Wasm blob comes out to 197MB for me. That’s huge!

Generating Bindings

mkdir -p $OUTPUTDIR
wasm-bindgen --out-dir $OUTPUTDIR --target web --keep-debug --debug $INPUTDIR/veilid_wasm.wasm

This is very close to the release build, with two extra tags:

Looks like llvm-dwarfdump (in the $DWARFDUMP variable) from above is capable of printing DWARF debug information.

Here’s what I ran to replicate:

WASMDIR=../target/wasm32-unknown-unknown/debug
mkdir $WASMDIR/pkg
wasm-bindgen --out-dir $WASMDIR/pkg --target web --keep-debug --debug $WASMDIR/veilid_wasm.wasm

veilid_wasm_bg.wasm comes out to 195MB, a very small decrease.

Generating a Sourcemap

./wasm-sourcemap.py $OUTPUTDIR/veilid_wasm_bg.wasm -o $OUTPUTDIR/veilid_wasm_bg.wasm.map --dwarfdump $DWARFDUMP

This is a python3 file that generates a sourcemap. It appears to come from the emscripten project. The original script can be found here.

The --dwarfdump flag is always passed, even if $DWARFDUMP is blank - if you don’t have llvm-dwarfdump installed, this script will explode.

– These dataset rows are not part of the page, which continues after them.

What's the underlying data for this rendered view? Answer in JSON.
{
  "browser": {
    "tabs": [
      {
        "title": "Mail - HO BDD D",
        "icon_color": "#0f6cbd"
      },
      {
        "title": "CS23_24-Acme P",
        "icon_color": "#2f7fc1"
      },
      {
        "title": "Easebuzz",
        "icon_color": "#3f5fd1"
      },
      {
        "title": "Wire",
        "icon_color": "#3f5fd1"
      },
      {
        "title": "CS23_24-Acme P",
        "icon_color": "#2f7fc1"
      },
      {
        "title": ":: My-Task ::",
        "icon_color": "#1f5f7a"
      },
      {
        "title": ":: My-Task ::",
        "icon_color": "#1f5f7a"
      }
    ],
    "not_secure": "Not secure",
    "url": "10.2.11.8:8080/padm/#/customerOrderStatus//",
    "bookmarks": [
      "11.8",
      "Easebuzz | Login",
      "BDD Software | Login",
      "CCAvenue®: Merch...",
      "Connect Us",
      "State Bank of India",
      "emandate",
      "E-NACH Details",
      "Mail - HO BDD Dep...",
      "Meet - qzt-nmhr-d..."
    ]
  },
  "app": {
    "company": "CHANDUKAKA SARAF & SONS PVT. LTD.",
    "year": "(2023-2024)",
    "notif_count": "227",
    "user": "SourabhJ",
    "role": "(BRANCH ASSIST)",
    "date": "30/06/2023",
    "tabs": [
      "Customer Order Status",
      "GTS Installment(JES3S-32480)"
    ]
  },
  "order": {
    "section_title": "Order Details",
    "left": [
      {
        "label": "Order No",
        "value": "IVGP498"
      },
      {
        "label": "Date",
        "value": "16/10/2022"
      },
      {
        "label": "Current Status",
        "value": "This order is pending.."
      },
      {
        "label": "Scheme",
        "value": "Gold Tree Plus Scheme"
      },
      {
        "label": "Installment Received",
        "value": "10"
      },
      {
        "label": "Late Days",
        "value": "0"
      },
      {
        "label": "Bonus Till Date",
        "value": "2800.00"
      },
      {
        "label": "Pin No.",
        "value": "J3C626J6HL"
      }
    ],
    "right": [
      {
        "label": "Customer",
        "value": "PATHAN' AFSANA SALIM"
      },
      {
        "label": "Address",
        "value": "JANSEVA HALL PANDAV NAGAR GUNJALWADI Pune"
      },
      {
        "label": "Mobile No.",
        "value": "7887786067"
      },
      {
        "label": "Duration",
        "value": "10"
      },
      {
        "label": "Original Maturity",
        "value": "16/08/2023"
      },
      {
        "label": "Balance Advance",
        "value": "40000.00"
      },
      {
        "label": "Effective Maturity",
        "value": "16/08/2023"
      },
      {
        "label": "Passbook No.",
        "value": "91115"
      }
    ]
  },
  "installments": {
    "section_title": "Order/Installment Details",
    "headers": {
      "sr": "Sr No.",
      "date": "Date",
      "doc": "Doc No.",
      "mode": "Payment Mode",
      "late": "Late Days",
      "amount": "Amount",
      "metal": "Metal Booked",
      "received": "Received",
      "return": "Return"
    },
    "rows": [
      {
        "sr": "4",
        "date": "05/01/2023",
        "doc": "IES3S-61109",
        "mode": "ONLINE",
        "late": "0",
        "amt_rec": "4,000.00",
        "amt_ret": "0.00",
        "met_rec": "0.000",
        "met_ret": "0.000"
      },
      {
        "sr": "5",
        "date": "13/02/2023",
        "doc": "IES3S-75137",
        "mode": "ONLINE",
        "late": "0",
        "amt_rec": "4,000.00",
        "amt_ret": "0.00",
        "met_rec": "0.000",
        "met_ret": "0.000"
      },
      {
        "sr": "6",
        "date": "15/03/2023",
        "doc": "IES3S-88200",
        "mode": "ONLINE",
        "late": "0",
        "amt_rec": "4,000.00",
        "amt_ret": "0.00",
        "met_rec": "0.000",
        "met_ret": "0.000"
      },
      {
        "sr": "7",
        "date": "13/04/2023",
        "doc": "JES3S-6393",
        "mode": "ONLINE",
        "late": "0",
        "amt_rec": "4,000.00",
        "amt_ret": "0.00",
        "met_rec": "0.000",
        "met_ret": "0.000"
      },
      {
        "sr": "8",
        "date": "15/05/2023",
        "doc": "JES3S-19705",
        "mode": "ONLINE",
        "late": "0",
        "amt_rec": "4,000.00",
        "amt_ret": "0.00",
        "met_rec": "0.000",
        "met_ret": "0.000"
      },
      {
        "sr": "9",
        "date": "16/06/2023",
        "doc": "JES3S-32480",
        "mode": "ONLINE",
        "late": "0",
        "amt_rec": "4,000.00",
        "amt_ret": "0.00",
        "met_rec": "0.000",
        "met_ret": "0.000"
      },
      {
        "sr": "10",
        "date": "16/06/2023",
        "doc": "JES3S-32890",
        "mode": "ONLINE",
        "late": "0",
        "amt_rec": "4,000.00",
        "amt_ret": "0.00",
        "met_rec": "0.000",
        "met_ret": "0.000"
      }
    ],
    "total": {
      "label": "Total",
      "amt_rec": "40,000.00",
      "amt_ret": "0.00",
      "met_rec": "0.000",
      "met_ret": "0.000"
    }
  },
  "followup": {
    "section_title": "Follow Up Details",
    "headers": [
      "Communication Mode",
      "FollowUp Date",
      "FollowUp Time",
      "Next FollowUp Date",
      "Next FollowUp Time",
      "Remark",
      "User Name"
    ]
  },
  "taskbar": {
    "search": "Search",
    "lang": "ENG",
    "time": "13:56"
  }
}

Here’s what I ran to replicate, keeping my $WASMDIR variable from above:

python3 wasm-sourcemap.py $WASMDIR/pkg/veilid_wasm_bg.wasm -o $WASMDIR/pkg/veilid_wasm_bg.wasm.map --dwarfdump /usr/bin/llvm-dwarfdump

The .map file comes out to about 3.5MB.

Wrapping Up

popd &> /dev/null

This “undoes” the pushd/“cd“ from earlier, returning the working directory to wherever you were before you ran the script.

# Print for use with scripts
echo SUCCESS:OUTPUTDIR=$(get_abs_filename $OUTPUTDIR)

Prints the absolute path to the output directory (could be either release or debug). That’s it!

My condensed notes on pre-reqs and tool dependencies are on the compiling for wasm page.